Depois desse incidente, a SpaceX concordou em compartilhar os dados de posicionamento e velocidade de seus aproximadamente 4.000 satélites Starlink por um ano, dando a Fang e seus colegas a oportunidade de estudar o tipo de arrastão orbital que destruiu os satélites. Isso pode levar a previsões meteorológicas espaciais melhores, dando aos satélites mais tempo para reagir a uma elevação da densidade do ar, subindo para uma altitude orbital mais segura, "o que no final das contas vai beneficiar a todo mundo", falou Fang.

Obter dados cientificamente úteis de constelações de satélites encerra obstáculos técnicos. Os satélites em órbita terrestre baixa se deslocam muito rápido, completando um circuito orbital total em 90 minutos. Assim, combinar dados de uma constelação de muitos satélites não é fácil.

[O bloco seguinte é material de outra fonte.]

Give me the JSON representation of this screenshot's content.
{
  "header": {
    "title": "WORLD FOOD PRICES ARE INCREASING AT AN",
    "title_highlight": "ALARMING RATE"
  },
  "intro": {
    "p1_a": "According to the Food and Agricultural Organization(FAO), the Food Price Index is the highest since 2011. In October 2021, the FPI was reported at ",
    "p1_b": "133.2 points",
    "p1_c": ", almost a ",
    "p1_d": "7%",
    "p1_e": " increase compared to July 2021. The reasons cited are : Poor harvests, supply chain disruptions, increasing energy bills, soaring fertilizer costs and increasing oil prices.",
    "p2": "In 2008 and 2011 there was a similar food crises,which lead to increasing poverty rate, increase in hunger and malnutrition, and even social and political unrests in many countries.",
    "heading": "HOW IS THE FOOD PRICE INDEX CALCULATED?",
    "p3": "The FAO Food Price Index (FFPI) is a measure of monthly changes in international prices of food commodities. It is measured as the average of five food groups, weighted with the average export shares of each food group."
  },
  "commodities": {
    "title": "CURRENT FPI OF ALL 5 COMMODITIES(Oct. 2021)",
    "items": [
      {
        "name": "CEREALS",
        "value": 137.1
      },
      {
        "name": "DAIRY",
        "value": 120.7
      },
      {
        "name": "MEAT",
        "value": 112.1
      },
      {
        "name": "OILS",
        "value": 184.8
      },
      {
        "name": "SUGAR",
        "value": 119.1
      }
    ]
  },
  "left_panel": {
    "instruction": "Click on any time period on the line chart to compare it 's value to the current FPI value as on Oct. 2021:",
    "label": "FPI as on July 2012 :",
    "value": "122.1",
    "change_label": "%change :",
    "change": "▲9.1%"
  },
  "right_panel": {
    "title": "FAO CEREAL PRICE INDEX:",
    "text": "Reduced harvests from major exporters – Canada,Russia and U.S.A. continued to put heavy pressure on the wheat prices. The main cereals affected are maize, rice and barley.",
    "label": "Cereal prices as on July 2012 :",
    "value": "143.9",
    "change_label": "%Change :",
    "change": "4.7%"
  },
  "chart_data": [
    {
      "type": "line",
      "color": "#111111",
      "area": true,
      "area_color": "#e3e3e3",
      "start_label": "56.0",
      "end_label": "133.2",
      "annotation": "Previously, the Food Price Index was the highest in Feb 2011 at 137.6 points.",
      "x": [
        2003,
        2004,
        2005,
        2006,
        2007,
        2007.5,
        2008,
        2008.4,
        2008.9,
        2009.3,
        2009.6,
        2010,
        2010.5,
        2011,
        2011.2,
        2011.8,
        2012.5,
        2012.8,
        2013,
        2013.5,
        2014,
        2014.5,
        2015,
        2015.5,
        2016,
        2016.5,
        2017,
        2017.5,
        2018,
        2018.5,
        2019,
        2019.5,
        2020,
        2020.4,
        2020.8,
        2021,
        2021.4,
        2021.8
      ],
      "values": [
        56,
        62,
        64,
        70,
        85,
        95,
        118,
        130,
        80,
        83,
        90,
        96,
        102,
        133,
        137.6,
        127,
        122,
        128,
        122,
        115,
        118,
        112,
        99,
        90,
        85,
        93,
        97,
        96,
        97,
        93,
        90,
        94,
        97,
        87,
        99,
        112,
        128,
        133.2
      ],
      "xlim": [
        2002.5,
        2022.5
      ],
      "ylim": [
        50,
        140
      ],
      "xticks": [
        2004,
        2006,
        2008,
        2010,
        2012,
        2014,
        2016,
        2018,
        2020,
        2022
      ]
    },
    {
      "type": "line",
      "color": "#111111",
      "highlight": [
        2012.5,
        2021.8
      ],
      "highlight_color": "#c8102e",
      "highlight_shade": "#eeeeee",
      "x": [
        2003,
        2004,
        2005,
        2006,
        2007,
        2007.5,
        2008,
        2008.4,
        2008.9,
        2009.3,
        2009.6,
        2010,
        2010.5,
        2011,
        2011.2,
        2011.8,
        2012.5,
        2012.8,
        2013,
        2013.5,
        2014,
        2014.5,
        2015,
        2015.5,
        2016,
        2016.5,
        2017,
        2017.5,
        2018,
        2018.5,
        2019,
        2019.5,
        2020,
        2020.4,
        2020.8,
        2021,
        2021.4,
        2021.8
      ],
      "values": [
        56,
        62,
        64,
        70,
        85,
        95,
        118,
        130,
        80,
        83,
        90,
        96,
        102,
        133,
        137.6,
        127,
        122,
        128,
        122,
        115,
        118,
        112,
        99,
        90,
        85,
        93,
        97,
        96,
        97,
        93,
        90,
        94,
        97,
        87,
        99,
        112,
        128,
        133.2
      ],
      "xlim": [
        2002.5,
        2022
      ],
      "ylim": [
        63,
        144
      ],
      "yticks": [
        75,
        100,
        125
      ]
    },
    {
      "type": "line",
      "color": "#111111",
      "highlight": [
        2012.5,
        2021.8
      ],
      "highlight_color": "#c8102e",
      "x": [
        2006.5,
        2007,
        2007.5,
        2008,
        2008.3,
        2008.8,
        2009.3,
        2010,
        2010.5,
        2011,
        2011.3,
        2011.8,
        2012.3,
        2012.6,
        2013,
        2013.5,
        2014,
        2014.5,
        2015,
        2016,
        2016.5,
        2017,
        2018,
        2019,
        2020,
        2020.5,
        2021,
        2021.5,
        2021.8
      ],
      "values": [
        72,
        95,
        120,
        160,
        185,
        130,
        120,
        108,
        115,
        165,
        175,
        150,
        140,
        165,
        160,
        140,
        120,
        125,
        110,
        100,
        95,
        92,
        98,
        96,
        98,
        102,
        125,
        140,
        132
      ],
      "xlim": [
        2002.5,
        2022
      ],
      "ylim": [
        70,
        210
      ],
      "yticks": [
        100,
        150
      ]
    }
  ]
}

Para que equipamentos científicos possam pegar carona em órbita, há limitações rigorosas que devem ser respeitadas. Os satélites de comunicações em órbita terrestre baixa, como o Starlink da SpaceX, têm vida útil curta —cerca de cinco anos—, de modo que os detectores teriam que ter baixo custo. A título de comparação, o Telescópio Espacial Hubble custou cerca de US$ 16 bilhões em valores de hoje, mas a previsão é que dure por volta de 40 anos.

Quaisquer adições não poderiam simplesmente ser incluídas de última hora. Engenheiros de satélites teriam que modificar seus designs, com upgrades como fontes energéticas e links de dados maiores, para acomodar as novas cargas.

A necessidade de negociar individualmente com empresas hesitantes como a SpaceX tem frustrado os astrônomos até hoje. Burns pensa que pode ser hora de pedir supervisão governamental para garantir que as megaconstelações de satélites prejudiquem a ciência o mínimo possível.

Com participação maior, Burns espera que cientistas e fabricantes de satélites aprendam a trabalhar juntos. "Penso realmente que essa ideia de colocar instrumentos científicos nas próprias megaconstelações beneficiaria ambas as partes", ele disse. "Se as empresas estiverem abertas à ideia, será uma solução ainda melhor."